While rates have since come down, a view has taken hold that the People's Bank of China (PBoC) was caught by surprise and was slow to react to the freezing up of short-term money markets. Some analysts even reckon there was a serious policy miscommunication—one that carries the risk of defaults on interbank payments and even the failure of some smaller financial institutions.

But such views are not well-founded. The central bank was signaling that credit growth was excessive well in advance of the rise in rates. And the China Banking Regulatory Commission was issuing new regulations to curtail the growth of shadow banking. In particular, it targeted controversial wealth management products—lightly regulated time-limited deposits with high interest rates—the financing of which is closely tied to the interbank market.

The PBoC deliberately allowed rates to rise as a shot across the bow of midsized financial institutions that were borrowing heavily in the short-term interbank market to finance longer-term loans. The consistent central bank message has been that banks need to better manage liquidity risk. Furthermore, the PBoC has a range of other instruments to increase liquidity. The risk of a financial institution failing as a consequence of tightening liquidity conditions is vanishingly small.

The episode should not further reduce expectations for China's economy. Growth was weak in the first quarter and is likely to have weakened further in the second for reasons that are well understood—moderating investment growth in the face of substantial excess capacity in many industries, weakening demand, and very modest export growth.

The sharp increase in rates has led to increases in other short-term rates and temporarily curtailed the growth of some types of longer-term credit. For example, a number of planned corporate bond issuances have been delayed. But the rise does not presage a sustained general tightening of bank credit and other longer-term sources of funding that would further drag down economic growth. Growth may well slow further but this will be more because of fundamentals than credit market developments.

Indeed, the episode is generally positive for the trajectory of economic reform under China's new leadership. Mr. Li in recent speeches has specifically rejected the view that a new stimulus program should be launched to counter slowing growth. He warns that the room for further stimulus is narrow and, in any case, would create new risks and problems.
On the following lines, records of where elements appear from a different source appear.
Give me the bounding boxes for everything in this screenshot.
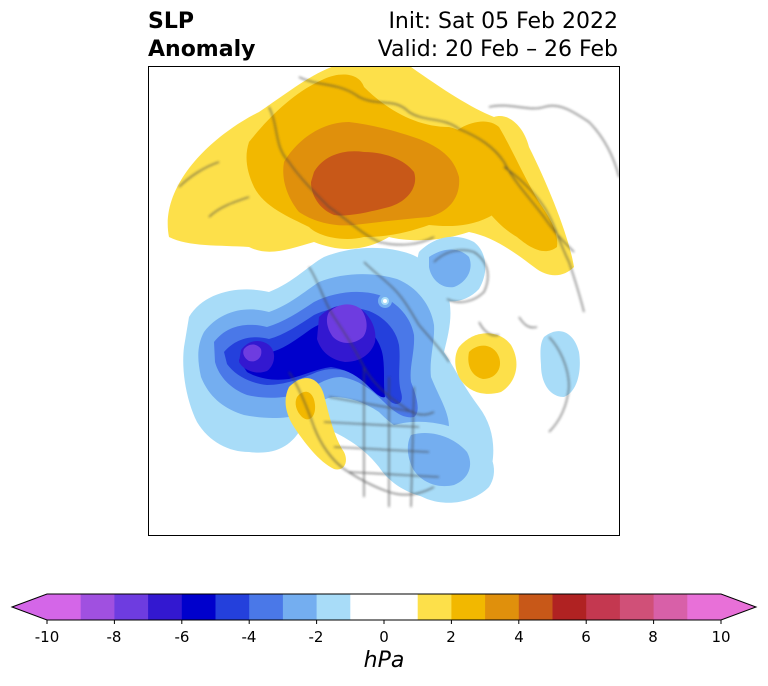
colorbar-tick-label: 6 xyxy=(581,628,591,646)
colorbar-bin xyxy=(653,594,688,620)
colorbar-bin xyxy=(114,594,149,620)
colorbar-units-label: hPa xyxy=(363,648,405,673)
date-title: Init: Sat 05 Feb 2022 Valid: 20 Feb – 26… xyxy=(378,8,618,64)
valid-date-label: Valid: 20 Feb – 26 Feb xyxy=(377,37,618,62)
colorbar-bin xyxy=(485,594,520,620)
colorbar-bin xyxy=(282,594,318,620)
colorbar-bin xyxy=(181,594,216,620)
colorbar-bin xyxy=(249,594,284,620)
variable-title: SLP Anomaly xyxy=(148,8,255,64)
negative-anomaly-greenland xyxy=(417,236,486,302)
colorbar-tick-label: -10 xyxy=(34,628,60,646)
variable-title-line1: SLP xyxy=(148,9,194,34)
colorbar-bin xyxy=(350,594,419,620)
colorbar-tick-label: -4 xyxy=(241,628,257,646)
colorbar xyxy=(10,590,758,628)
negative-anomaly-east-atlantic xyxy=(540,331,580,397)
variable-title-line2: Anomaly xyxy=(148,37,256,62)
colorbar-bin xyxy=(47,594,82,620)
colorbar-tick-label: 4 xyxy=(514,628,524,646)
colorbar-tick-label: -8 xyxy=(106,628,122,646)
colorbar-bin xyxy=(148,594,183,620)
colorbar-bin xyxy=(316,594,351,620)
map-canvas xyxy=(167,67,619,508)
colorbar-bin xyxy=(417,594,452,620)
colorbar-tick-label: 0 xyxy=(379,628,389,646)
slp-anomaly-map xyxy=(148,66,620,536)
colorbar-svg xyxy=(10,593,758,624)
colorbar-bin xyxy=(80,594,115,620)
init-date-label: Init: Sat 05 Feb 2022 xyxy=(388,9,618,34)
positive-anomaly-north-atlantic xyxy=(455,333,517,394)
negative-anomaly-north-america xyxy=(183,247,494,501)
colorbar-tick-label: -2 xyxy=(308,628,324,646)
colorbar-bin xyxy=(552,594,587,620)
colorbar-bin xyxy=(619,594,655,620)
positive-anomaly-siberia xyxy=(167,67,574,276)
colorbar-bin xyxy=(586,594,621,620)
colorbar-bin xyxy=(518,594,553,620)
colorbar-under-arrow xyxy=(12,594,47,620)
colorbar-tick-label: 2 xyxy=(446,628,456,646)
colorbar-bin xyxy=(687,594,722,620)
coastlines xyxy=(178,76,619,508)
colorbar-bin xyxy=(451,594,486,620)
colorbar-tick-label: 8 xyxy=(648,628,658,646)
colorbar-tick-label: 10 xyxy=(711,628,731,646)
colorbar-tick-label: -6 xyxy=(174,628,190,646)
colorbar-bin xyxy=(215,594,250,620)
colorbar-over-arrow xyxy=(721,594,756,620)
Rather, he has signaled that China should rely more on the market to sustain economic growth.

A key component of this reform program is the gradual adoption of market-oriented interest rates, which means eventually abolishing the ceiling on rates paid to bank depositors that has led to a low interest rate environment for the better part of a decade.
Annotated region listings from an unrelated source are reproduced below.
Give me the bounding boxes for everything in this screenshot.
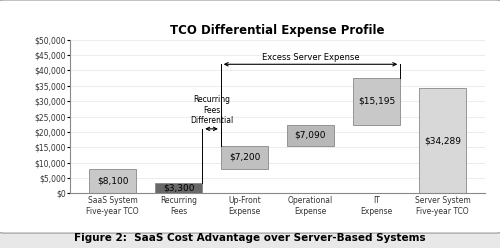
Text: $7,200: $7,200 [229,153,260,162]
Bar [352,78,400,124]
Text: $7,090: $7,090 [294,131,326,140]
Text: $34,289: $34,289 [424,136,461,145]
Text: $8,100: $8,100 [97,177,128,186]
Text: $3,300: $3,300 [163,184,194,193]
Bar [89,169,136,193]
Bar [221,146,268,169]
Bar [155,183,202,193]
Text: Recurring
Fees
Differential: Recurring Fees Differential [190,95,233,125]
Text: $15,195: $15,195 [358,97,395,106]
Bar [418,88,466,193]
Title: TCO Differential Expense Profile: TCO Differential Expense Profile [170,24,385,37]
Bar [286,124,334,146]
Text: Figure 2:  SaaS Cost Advantage over Server-Based Systems: Figure 2: SaaS Cost Advantage over Serve… [74,233,426,243]
Text: Excess Server Expense: Excess Server Expense [262,53,360,62]
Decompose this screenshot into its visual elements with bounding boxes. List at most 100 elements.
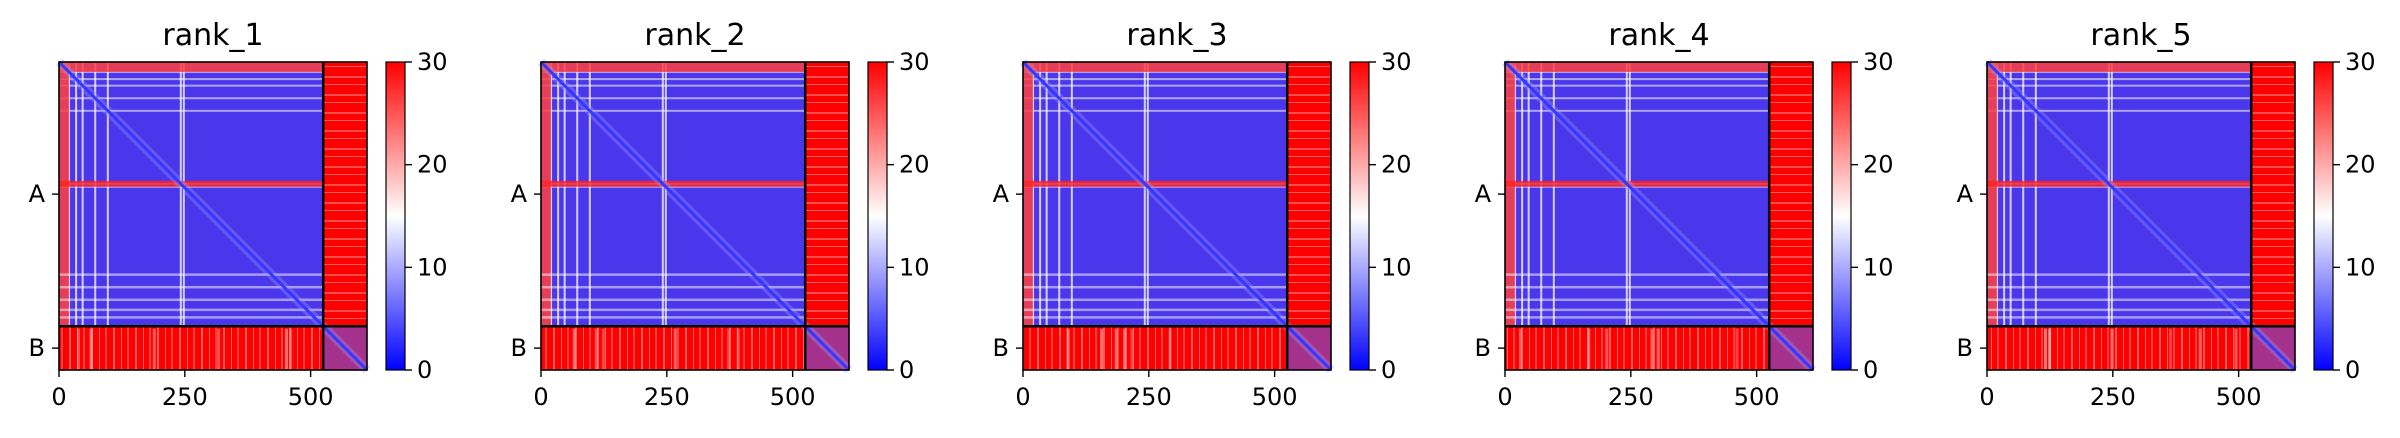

The implicit message of recent developments in China's money markets is that broader interest rate reform is coming and that the corporate sector, which has borrowed heavily, will need to cut costs and improve productivity in order to remain profitable.

This is particularly true for state-owned businesses, whose return on assets has fallen significantly in recent years and whose financial losses have grown substantially. While reform of state-owned enterprises is not specifically on the leadership's reform agenda, interest rate liberalization will force reform on them by stealth. Companies that cannot sustain profitability as rates rise will have to sell assets, be taken over by stronger players, or give up.

Simultaneously, interest rate reform will boost economic growth by increasing further the flow of credit to China's more creditworthy businesses. This will mostly favor the private sector, where the average return on assets is currently about three times that of state firms.

Of course the banks that have benefited from the cosseted interest rate environment of recent years will resist reform, as will the most heavily leveraged portions of the corporate sector.

Whether China's new political leadership will be able to overcome these and other vested interests will be the most crucial determinant of the success of planned reforms and the prospects for sustaining economic growth during the ten-year term of the new leadership.